A sign of his activity since taking the helm at the Yountville home may be a literal sign, tucked inside a wide wooden cabinet in a conference room and already carpeted with blue, yellow and magenta Post-It notes. Columns of paper slips marked “dental,” “pharmacy,” “veterans claims officers” and the like show the often inscrutable and thistle-like chains of command, which Veverka and his aides are re-arranging in search of efficiency and cost savings.
With no immediate prospect of the millions of state and federal dollars a full overhaul would require, Veverka said he will seek more private donations for the Yountville home. He sees such gifts and smoother-running operations as the best way to build public support for future funding.
“My focus is first on efficient daily operations,” he said. “When we do that, we’ll have a better shot at selling our long-term plan to benefactors.”
At least as crucial as the Veterans Home’s physical overhaul, according to Veverka, is expanding the traumatic brain injury and post-traumatic stress treatment he predicted will steadily increase in demand as veterans of the Iraq and Afghanistan wars replace the aged generation of World War II-era fighters.
“We must change our focus to remain viable,” he said. “I want us to be developing strong programs to meet (younger) veterans’ needs. Just having custodial care for the aging is not going to cut it for the next generation coming here. We need to focus more on behavioral health, treating the guys with TBI and PTSD.”

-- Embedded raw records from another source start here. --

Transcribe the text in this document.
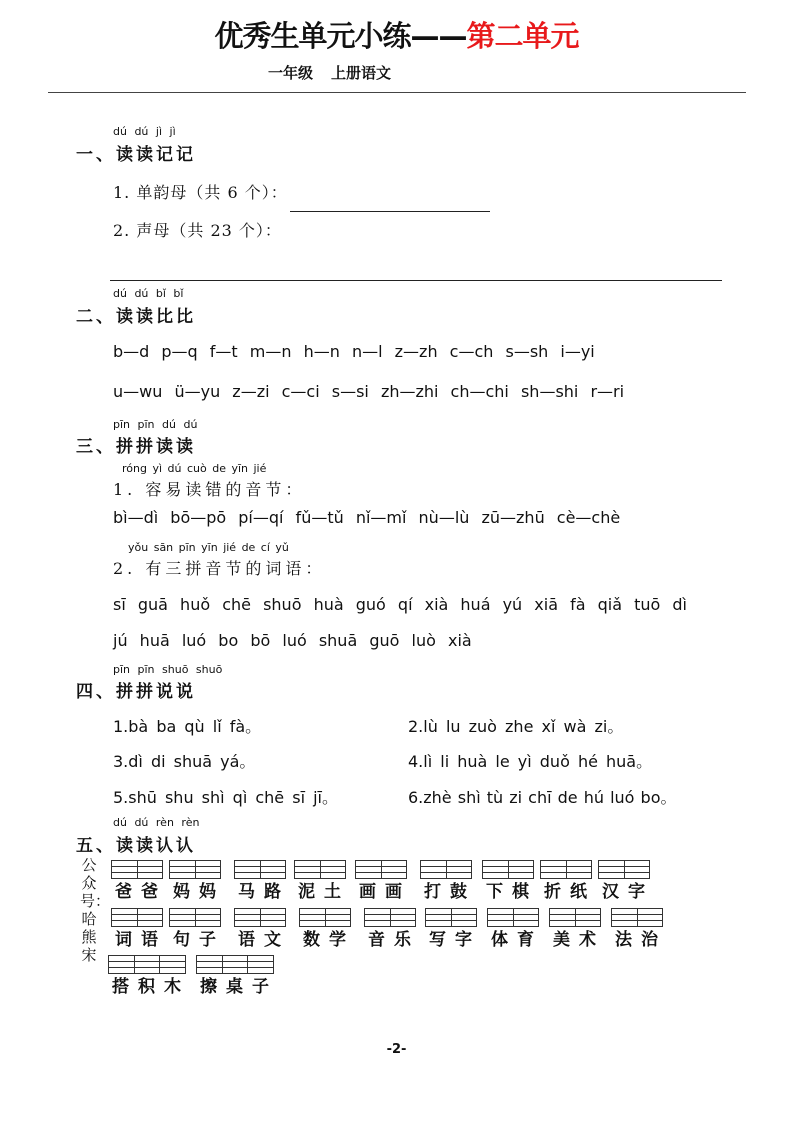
优秀生单元小练——第二单元
一年级 上册语文
dú dú jì jì
一、读读记记
1. 单韵母（共 6 个）：
2. 声母（共 23 个）：
dú dú bǐ bǐ
二、读读比比
b—d p—q f—t m—n h—n n—l z—zh c—ch s—sh i—yi
u—wu ü—yu z—zi c—ci s—si zh—zhi ch—chi sh—shi r—ri
pīn pīn dú dú
三、拼拼读读
róng yì dú cuò de yīn jié
1. 容易读错的音节：
bì—dì bō—pō pí—qí fǔ—tǔ nǐ—mǐ nù—lù zū—zhū cè—chè
yǒu sān pīn yīn jié de cí yǔ
2. 有三拼音节的词语：
sī guā huǒ chē shuō huà guó qí xià huá yú xiā fà qiǎ tuō dì
jú huā luó bo bō luó shuā guō luò xià
pīn pīn shuō shuō
四、拼拼说说
1.bà ba qù lǐ fà。	2.lù lu zuò zhe xǐ wà zi。
3.dì di shuā yá。	4.lì li huà le yì duǒ hé huā。
5.shū shu shì qì chē sī jī。	6.zhè shì tù zi chī de hú luó bo。
dú dú rèn rèn
五、读读认认
公众号：哈熊宋
爸爸 妈妈 马路 泥土 画画 打鼓 下棋 折纸 汉字
词语 句子 语文 数学 音乐 写字 体育 美术 法治
搭积木 擦桌子
-2-
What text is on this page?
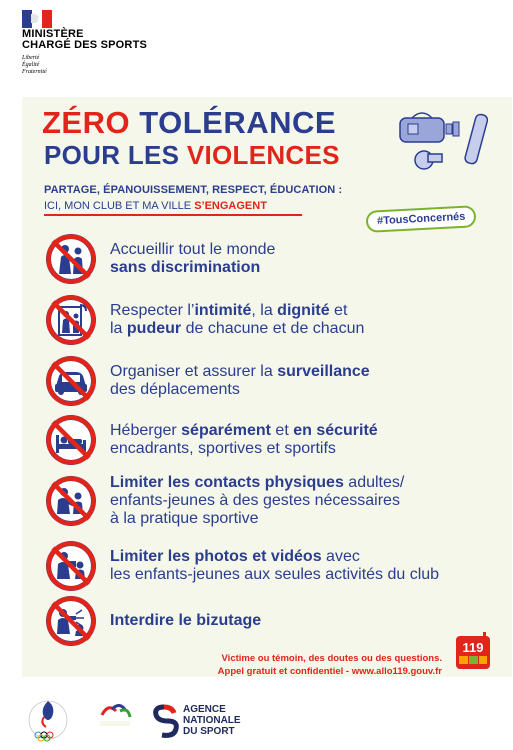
MINISTÈRE
CHARGÉ DES SPORTS
Liberté
Égalité
Fraternité
ZÉRO TOLÉRANCE
POUR LES VIOLENCES
PARTAGE, ÉPANOUISSEMENT, RESPECT, ÉDUCATION :
ICI, MON CLUB ET MA VILLE S’ENGAGENT
#TousConcernés
Accueillir tout le monde
sans discrimination
Respecter l’intimité, la dignité et
la pudeur de chacune et de chacun
Organiser et assurer la surveillance
des déplacements
Héberger séparément et en sécurité
encadrants, sportives et sportifs
Limiter les contacts physiques adultes/
enfants-jeunes à des gestes nécessaires
à la pratique sportive
Limiter les photos et vidéos avec
les enfants-jeunes aux seules activités du club
Interdire le bizutage
Victime ou témoin, des doutes ou des questions.
Appel gratuit et confidentiel - www.allo119.gouv.fr
119
AGENCE
NATIONALE
DU SPORT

Key to winning support for those and other changes, according to Veverka, is sharing ideas with Veterans Home residents as transparently as possible. In addition to lunch with residents daily and meeting weekly with the Allied Council, the residents’ representative body, he also has asked the council to produce its own study on how to improve the center’s housing and refashion it for those needing higher-level care.
“As a team we all win together and we all lose together,” he said. “… Everyone takes ownership in the outcome when you’re about finding the cause. My motto is, fix what bugs you.”